Le secrétaire d'État doit évaluer les pays en utilisant des facteurs tels que les enquêtes criminelles et les poursuites, l'indépendance judiciaire, la protection des lanceurs d'alerte et des victimes, la transparence financière (y compris la propriété bénéficiaire), la coopération internationale et d'autres mesures pertinentes. Le secrétaire doit évaluer si des individus dans les pays de niveau 3 (ceux faisant des efforts minimes ou aucun pour respecter les normes) devraient être considérés pour des sanctions en vertu de la Loi sur la responsabilité des droits de l'homme de Global Magnitsky. Le secrétaire doit faire rapport à des comités du Congrès spécifiés dans les 180 jours suivant la première liste et annuellement par la suite. Le projet de loi exige également la désignation annuelle d'un point de contact anti-corruption dans les postes diplomatiques américains dans les pays de niveau 2 et de niveau 3, ainsi que la formation pour ces contacts.

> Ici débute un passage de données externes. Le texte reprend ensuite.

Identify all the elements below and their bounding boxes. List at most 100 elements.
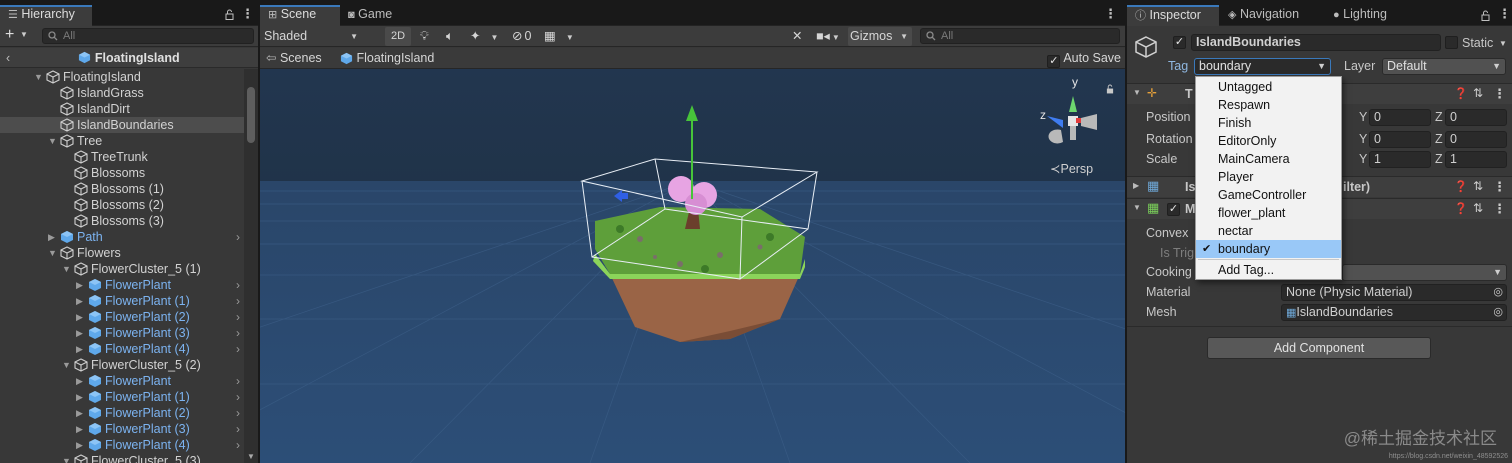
gizmos-dropdown[interactable]: Gizmos ▼: [848, 27, 912, 46]
list-item[interactable]: ▼ FloatingIsland: [0, 69, 244, 85]
breadcrumb-scenes[interactable]: ⇦ Scenes: [266, 49, 322, 68]
lighting-toggle[interactable]: 💡︎: [420, 27, 429, 46]
2d-toggle-button[interactable]: 2D: [385, 27, 411, 46]
chevron-right-icon[interactable]: ›: [236, 405, 240, 421]
chevron-right-icon[interactable]: ›: [236, 277, 240, 293]
hidden-objects-toggle[interactable]: ⊘ 0: [512, 27, 531, 46]
mesh-collider-enabled-checkbox[interactable]: ✓: [1167, 203, 1180, 216]
more-options-icon[interactable]: ⋮: [1493, 86, 1506, 102]
menu-item-nectar[interactable]: nectar: [1196, 222, 1341, 240]
chevron-down-icon[interactable]: ▼: [1499, 39, 1507, 48]
scene-render[interactable]: [260, 69, 1125, 463]
tab-hierarchy[interactable]: ☰ Hierarchy: [0, 5, 92, 26]
tab-inspector[interactable]: ⓘ Inspector: [1127, 5, 1219, 26]
menu-item-editoronly[interactable]: EditorOnly: [1196, 132, 1341, 150]
list-item[interactable]: ▶ FlowerPlant ›: [0, 277, 244, 293]
menu-item-flower-plant[interactable]: flower_plant: [1196, 204, 1341, 222]
lock-icon[interactable]: [1481, 8, 1490, 22]
add-component-button[interactable]: Add Component: [1207, 337, 1431, 359]
list-item[interactable]: ▶ FlowerPlant (3) ›: [0, 325, 244, 341]
scene-viewport[interactable]: y z ≺Persp: [260, 69, 1125, 463]
hierarchy-search-input[interactable]: All: [42, 28, 254, 44]
list-item[interactable]: ▼ Tree: [0, 133, 244, 149]
menu-item-finish[interactable]: Finish: [1196, 114, 1341, 132]
chevron-right-icon[interactable]: ›: [236, 229, 240, 245]
chevron-right-icon[interactable]: ›: [236, 389, 240, 405]
menu-item-player[interactable]: Player: [1196, 168, 1341, 186]
help-icon[interactable]: ❓: [1454, 180, 1468, 193]
menu-item-maincamera[interactable]: MainCamera: [1196, 150, 1341, 168]
presets-icon[interactable]: ⇅: [1473, 201, 1483, 215]
list-item[interactable]: ▶ FlowerPlant (2) ›: [0, 309, 244, 325]
material-field[interactable]: None (Physic Material) ◎: [1281, 284, 1507, 301]
list-item[interactable]: ▼ FlowerCluster_5 (2): [0, 357, 244, 373]
tab-game[interactable]: ◙ Game: [340, 5, 400, 26]
menu-item-respawn[interactable]: Respawn: [1196, 96, 1341, 114]
list-item[interactable]: ▼ FlowerCluster_5 (1): [0, 261, 244, 277]
list-item[interactable]: ▶ FlowerPlant (2) ›: [0, 405, 244, 421]
menu-item-gamecontroller[interactable]: GameController: [1196, 186, 1341, 204]
tag-dropdown[interactable]: boundary ▼: [1194, 58, 1331, 75]
list-item[interactable]: IslandGrass: [0, 85, 244, 101]
effects-dropdown[interactable]: ✦ ▼: [470, 27, 498, 46]
active-checkbox[interactable]: ✓: [1173, 36, 1186, 49]
list-item[interactable]: ▶ FlowerPlant (4) ›: [0, 341, 244, 357]
camera-dropdown[interactable]: ■◂ ▼: [816, 27, 840, 46]
presets-icon[interactable]: ⇅: [1473, 86, 1483, 100]
list-item[interactable]: Blossoms: [0, 165, 244, 181]
layer-dropdown[interactable]: Default ▼: [1382, 58, 1506, 75]
tab-scene[interactable]: ⊞ Scene: [260, 5, 340, 26]
scroll-down-arrow-icon[interactable]: ▼: [247, 452, 255, 461]
position-y-field[interactable]: 0: [1369, 109, 1431, 126]
scene-header[interactable]: ‹ FloatingIsland: [0, 48, 258, 68]
chevron-right-icon[interactable]: ›: [236, 341, 240, 357]
list-item[interactable]: ▶ FlowerPlant (1) ›: [0, 389, 244, 405]
mesh-field[interactable]: ▦IslandBoundaries ◎: [1281, 304, 1507, 321]
list-item[interactable]: Blossoms (3): [0, 213, 244, 229]
list-item-selected[interactable]: IslandBoundaries: [0, 117, 244, 133]
object-picker-icon[interactable]: ◎: [1493, 305, 1503, 320]
list-item[interactable]: ▶ FlowerPlant (3) ›: [0, 421, 244, 437]
list-item[interactable]: ▼ Flowers: [0, 245, 244, 261]
presets-icon[interactable]: ⇅: [1473, 179, 1483, 193]
list-item[interactable]: ▶ Path ›: [0, 229, 244, 245]
list-item[interactable]: ▶ FlowerPlant (1) ›: [0, 293, 244, 309]
object-picker-icon[interactable]: ◎: [1493, 285, 1503, 300]
chevron-right-icon[interactable]: ›: [236, 309, 240, 325]
list-item[interactable]: Blossoms (2): [0, 197, 244, 213]
tab-navigation[interactable]: ◈ Navigation: [1220, 5, 1307, 26]
audio-toggle[interactable]: 🔈︎: [446, 27, 454, 46]
more-options-icon[interactable]: ⋮: [1498, 6, 1511, 22]
add-object-button[interactable]: +: [5, 26, 14, 44]
chevron-right-icon[interactable]: ›: [236, 293, 240, 309]
chevron-right-icon[interactable]: ›: [236, 373, 240, 389]
back-arrow-icon[interactable]: ‹: [6, 48, 10, 68]
grid-dropdown[interactable]: ▦ ▼: [544, 27, 574, 46]
help-icon[interactable]: ❓: [1454, 87, 1468, 100]
cooking-options-dropdown[interactable]: ▼: [1342, 264, 1507, 281]
lock-icon[interactable]: [225, 8, 234, 20]
rotation-z-field[interactable]: 0: [1445, 131, 1507, 148]
list-item[interactable]: ▼ FlowerCluster_5 (3): [0, 453, 244, 463]
more-options-icon[interactable]: ⋮: [241, 6, 254, 22]
more-options-icon[interactable]: ⋮: [1493, 201, 1506, 217]
help-icon[interactable]: ❓: [1454, 202, 1468, 215]
static-checkbox[interactable]: [1445, 36, 1458, 49]
scene-search-input[interactable]: All: [920, 28, 1120, 44]
list-item[interactable]: IslandDirt: [0, 101, 244, 117]
tools-button[interactable]: ✕: [792, 27, 802, 46]
shading-mode-dropdown[interactable]: Shaded ▼: [264, 27, 364, 46]
persp-toggle[interactable]: ≺Persp: [1050, 161, 1093, 176]
auto-save-toggle[interactable]: ✓ Auto Save: [1047, 49, 1121, 68]
more-options-icon[interactable]: ⋮: [1104, 6, 1117, 22]
scrollbar-thumb[interactable]: [247, 87, 255, 143]
hierarchy-scrollbar[interactable]: ▼: [244, 69, 258, 463]
scale-z-field[interactable]: 1: [1445, 151, 1507, 168]
rotation-y-field[interactable]: 0: [1369, 131, 1431, 148]
menu-item-boundary[interactable]: ✔ boundary: [1196, 240, 1341, 258]
list-item[interactable]: ▶ FlowerPlant (4) ›: [0, 437, 244, 453]
more-options-icon[interactable]: ⋮: [1493, 179, 1506, 195]
list-item[interactable]: ▶ FlowerPlant ›: [0, 373, 244, 389]
lock-icon[interactable]: [1106, 81, 1114, 95]
list-item[interactable]: TreeTrunk: [0, 149, 244, 165]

S'il est adopté, ce projet de loi créerait un classement public annuel des pays concernant la corruption gouvernementale et exigerait du département d'État qu'il recherche des personnes dans les pays les moins bien classés qui pourraient faire l'objet de sanctions. Les postes diplomatiques américains dans de nombreux pays désigneraient un point de contact anti-corruption et recevraient une formation. Le texte ne modifie pas le droit pénal national ni ne crée de nouveaux droits nationaux.
Aucune information publique disponible sur les coûts estimés ou les effets budgétaires. Le projet de loi exige des rapports annuels, des publications, des évaluations, des désignations d'ambassade et de la formation, mais il n'inclut pas d'estimations de coûts ou d'appropriations.
Les sponsors du projet de loi visent à identifier et à combattre la corruption dans le monde entier en établissant des normes claires, en classant publiquement les pays, en encourageant les gouvernements à s'améliorer, en concentrant les examens des sanctions sur les pires performances et en améliorant la coordination grâce aux contacts anti-corruption des ambassades et à la formation.
Aucune information publique disponible.